Thanks for the quick response. I would then urge that this be included in some later update to the logic 2 python api as there are no good fixes that I, myself, can make without changes to the logic 2 python api. The reason that is important is that as I am using the Saleae logic 2 software by I am calling .start_capture(), and then immediately testing some output(resulting in digital pulses) and then once that testing of output concludes I immediately am calling the .stop() function, since I am using the manual capture mode. However, since I cannot currently confirm that data is not flowing once the start_capture() function executes and that it has stopped flowing once I call stop()(as there no way to ACK these facts) I currently have to sleep for 0.25 seconds before and after testing the outputs of the digital pulses, to ensure I am getting each pulse completely/the front and back edge of the first and last pulse. While this works currently, it is not a full proof fix and it is much preferable to have a feature similar to National Instruments software where you can acknowledge that data is in and out of the buffer when starting and stopping data acquisition/captures to ensure that you are getting all of the outputs in their completeness.
@joshmansky Thanks for describing that for me. I’ll check with the software team to see if we have any other recommendations for you. For stopping the capture, adding some sort of delay after your data stops flowing may be your best option. Without an ACK signal, starting the capture seems like the tricky part, as a static delay is not foolproof. I’ll keep you updated with our recommendations.
Thanks for the details for your use case. I’ve just checked the source code to see exactly when we sent the response to the start_capture request versus when exactly the device starts recording.
What I found is that it’s pretty close, but you’re right, start_capture can theoretically return before the hardware is recording.
start_capture is blocking for 95% of the initialization process, but at the tail end, we start another thread that allocates and queues the USB read requests, then actually sends the last command to the device to actually start sampling.
start_capture does synchronously configure the device and do most of the heavy lifting.
Given the architecture, the best place to be sure that the capture has started is when we’ve finished sending that start command message on the read thread.

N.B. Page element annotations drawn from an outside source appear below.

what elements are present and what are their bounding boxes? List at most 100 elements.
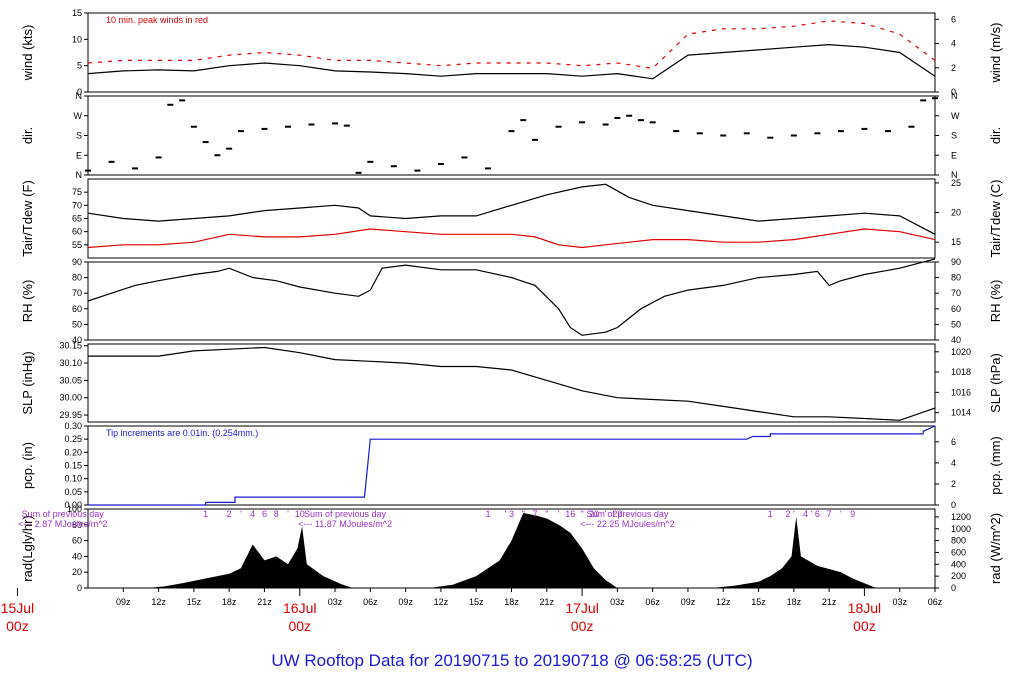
hour-mark: ' xyxy=(505,509,507,519)
daily-sum-note: Sum of previous day xyxy=(304,509,387,519)
left-axis-title: SLP (inHg) xyxy=(20,351,35,414)
right-tick-label: 200 xyxy=(951,571,966,581)
Tair-line xyxy=(87,183,936,235)
left-axis-title: Tair/Tdew (F) xyxy=(20,180,35,257)
left-tick-label: N xyxy=(76,170,83,180)
left-axis-title: dir. xyxy=(20,127,35,144)
right-tick-label: 25 xyxy=(951,178,961,188)
left-tick-label: 80 xyxy=(72,273,82,283)
panel-frame xyxy=(87,95,936,176)
left-axis-title: wind (kts) xyxy=(20,25,35,82)
direction-point xyxy=(85,169,91,172)
direction-point xyxy=(520,119,527,122)
direction-point xyxy=(343,124,350,127)
hour-tick-label: 15z xyxy=(751,597,766,607)
right-tick-label: 1018 xyxy=(951,367,971,377)
direction-point xyxy=(579,121,586,124)
left-tick-label: 30.15 xyxy=(59,341,82,351)
right-tick-label: 800 xyxy=(951,536,966,546)
direction-point xyxy=(437,163,444,166)
hour-tick-label: 21z xyxy=(822,597,837,607)
right-axis-title: SLP (hPa) xyxy=(988,353,1003,413)
left-tick-label: 15 xyxy=(72,8,82,18)
right-axis-title: Tair/Tdew (C) xyxy=(988,179,1003,257)
daily-sum-value: <--- 22.25 MJoules/m^2 xyxy=(580,519,675,529)
hour-mark: 1 xyxy=(203,509,208,519)
right-tick-label: 1000 xyxy=(951,524,971,534)
hour-mark: 16 xyxy=(565,509,575,519)
left-tick-label: 0.15 xyxy=(64,461,82,471)
hour-tick-label: 03z xyxy=(328,597,343,607)
hour-mark: ' xyxy=(287,509,289,519)
direction-point xyxy=(390,165,397,168)
daily-sum-value: <--- 2.87 MJoules/m^2 xyxy=(18,519,108,529)
radiation-area xyxy=(88,513,935,588)
hour-tick-label: 18z xyxy=(504,597,519,607)
direction-point xyxy=(532,138,539,141)
hour-mark: ' xyxy=(605,509,607,519)
panel-note: Tip increments are 0.01in. (0.254mm.) xyxy=(106,428,258,438)
left-tick-label: 70 xyxy=(72,200,82,210)
direction-point xyxy=(673,130,680,133)
direction-point xyxy=(284,125,291,128)
hour-tick-label: 18z xyxy=(222,597,237,607)
left-tick-label: 0.25 xyxy=(64,434,82,444)
hour-tick-label: 09z xyxy=(116,597,131,607)
panel-rh: 40 50 60 70 80 90 40 50 60 70 80 90 RH (%) RH (%) xyxy=(20,257,1003,345)
right-axis-title: rad (W/m^2) xyxy=(988,513,1003,584)
direction-point xyxy=(367,160,374,163)
panel-note: 10 min. peak winds in red xyxy=(106,15,208,25)
direction-point xyxy=(190,125,197,128)
left-axis-title: rad(Lgly/hr) xyxy=(20,515,35,581)
left-tick-label: 20 xyxy=(72,567,82,577)
hour-tick-label: 12z xyxy=(434,597,449,607)
hour-mark: 10 xyxy=(295,509,305,519)
direction-point xyxy=(484,167,491,170)
hour-tick-label: 21z xyxy=(257,597,272,607)
wind-line xyxy=(87,43,936,80)
left-tick-label: 0.00 xyxy=(64,500,82,510)
left-tick-label: 30.10 xyxy=(59,358,82,368)
left-tick-label: 0.05 xyxy=(64,487,82,497)
day-time-label: 00z xyxy=(853,618,876,634)
hour-mark: 20 xyxy=(589,509,599,519)
left-tick-label: N xyxy=(76,91,83,101)
right-tick-label: W xyxy=(951,111,960,121)
hour-mark: 8 xyxy=(274,509,279,519)
direction-point xyxy=(461,156,468,159)
hour-tick-label: 21z xyxy=(540,597,555,607)
hour-mark: 4 xyxy=(803,509,808,519)
direction-point xyxy=(932,97,938,100)
right-tick-label: 70 xyxy=(951,288,961,298)
left-tick-label: 80 xyxy=(72,520,82,530)
left-tick-label: 0 xyxy=(77,87,82,97)
hour-mark: 7 xyxy=(827,509,832,519)
hour-mark: 9 xyxy=(850,509,855,519)
right-tick-label: 1016 xyxy=(951,387,971,397)
right-tick-label: 2 xyxy=(951,63,956,73)
left-tick-label: 100 xyxy=(67,504,82,514)
right-tick-label: 1200 xyxy=(951,512,971,522)
hour-mark: 7 xyxy=(533,509,538,519)
left-tick-label: 0.10 xyxy=(64,474,82,484)
hour-tick-label: 06z xyxy=(928,597,943,607)
direction-point xyxy=(884,130,891,133)
panel-pcp: 0.00 0.05 0.10 0.15 0.20 0.25 0.30 0 2 4 6 pcp. (in… xyxy=(20,421,1003,510)
left-tick-label: 40 xyxy=(72,335,82,345)
hour-mark: '' xyxy=(545,509,549,519)
day-time-label: 00z xyxy=(288,618,311,634)
hour-mark: 1 xyxy=(768,509,773,519)
right-tick-label: 0 xyxy=(951,500,956,510)
right-tick-label: 6 xyxy=(951,14,956,24)
RH-line xyxy=(87,258,936,336)
hour-tick-label: 12z xyxy=(151,597,166,607)
left-tick-label: 90 xyxy=(72,257,82,267)
day-label: 16Jul xyxy=(283,600,316,616)
direction-point xyxy=(179,99,186,102)
right-tick-label: 400 xyxy=(951,559,966,569)
direction-point xyxy=(814,132,821,135)
Tdew-line xyxy=(87,228,936,249)
left-axis-title: RH (%) xyxy=(20,280,35,323)
right-tick-label: 80 xyxy=(951,273,961,283)
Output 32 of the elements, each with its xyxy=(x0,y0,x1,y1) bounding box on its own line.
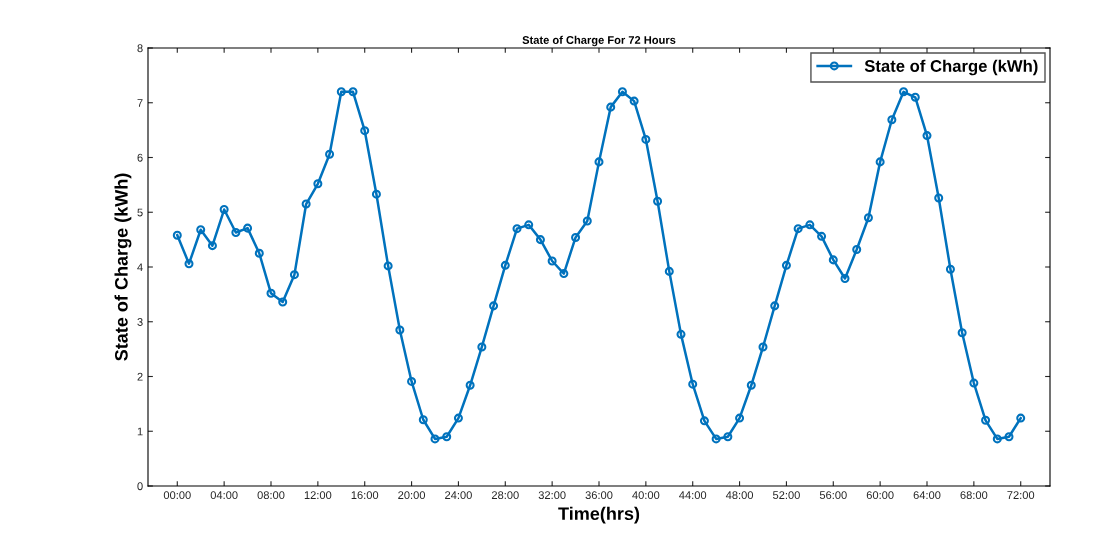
y-tick-label: 8 xyxy=(137,44,143,53)
x-tick-label: 36:00 xyxy=(585,491,613,500)
x-tick-label: 04:00 xyxy=(210,491,238,500)
y-axis-title: State of Charge (kWh) xyxy=(114,173,132,361)
x-tick-label: 28:00 xyxy=(491,491,519,500)
x-tick-label: 00:00 xyxy=(163,491,191,500)
x-tick-label: 32:00 xyxy=(538,491,566,500)
x-tick-label: 40:00 xyxy=(632,491,660,500)
x-tick-label: 72:00 xyxy=(1007,491,1035,500)
x-tick-label: 08:00 xyxy=(257,491,285,500)
x-tick-label: 56:00 xyxy=(819,491,847,500)
x-tick-label: 52:00 xyxy=(772,491,800,500)
y-tick-label: 7 xyxy=(137,99,143,107)
x-tick-label: 16:00 xyxy=(351,491,379,500)
legend-label: State of Charge (kWh) xyxy=(864,59,1038,76)
x-tick-label: 44:00 xyxy=(679,491,707,500)
x-tick-label: 60:00 xyxy=(866,491,894,500)
x-tick-label: 64:00 xyxy=(913,491,941,500)
x-tick-label: 24:00 xyxy=(445,491,472,500)
chart-title: State of Charge For 72 Hours xyxy=(522,35,676,47)
y-tick-label: 5 xyxy=(137,208,143,217)
y-tick-label: 4 xyxy=(137,263,143,272)
y-tick-label: 1 xyxy=(137,427,143,436)
x-tick-label: 48:00 xyxy=(725,491,754,500)
y-tick-label: 6 xyxy=(137,153,143,162)
x-tick-label: 20:00 xyxy=(398,491,426,500)
x-tick-label: 68:00 xyxy=(960,491,988,500)
y-tick-label: 2 xyxy=(137,372,143,381)
x-tick-label: 12:00 xyxy=(304,491,332,500)
y-tick-label: 0 xyxy=(137,482,143,491)
x-axis-title: Time(hrs) xyxy=(558,506,640,524)
y-tick-label: 3 xyxy=(137,318,143,326)
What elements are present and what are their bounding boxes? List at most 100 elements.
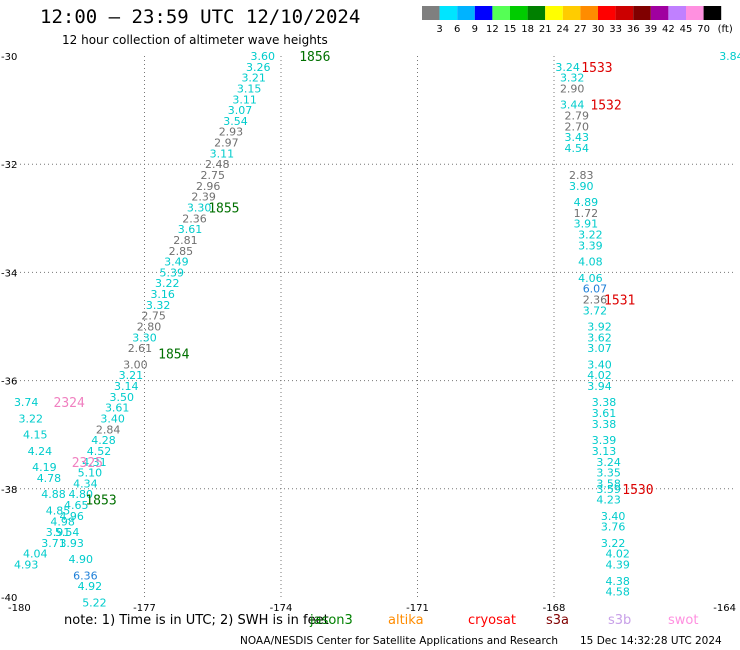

The firmware executes the command synchronously, so the device should be recording before it ACKs the start read command.
My guess is that the latency between start_capture returning in python and the hardware actively recording should be extremely short, however we really would need to try to characterize that to be sure.
We actually chose this as the API design for this specific purpose, to do what you’re describing. I’ve added this to our feedback for the next iteration on the interface.
I’d like to say that any possible delay is going to be greater than the overhead of responding to the GRPC call, but I can’t guarantee it, and without characterizing it myself, there could be something in there I’m missing completely.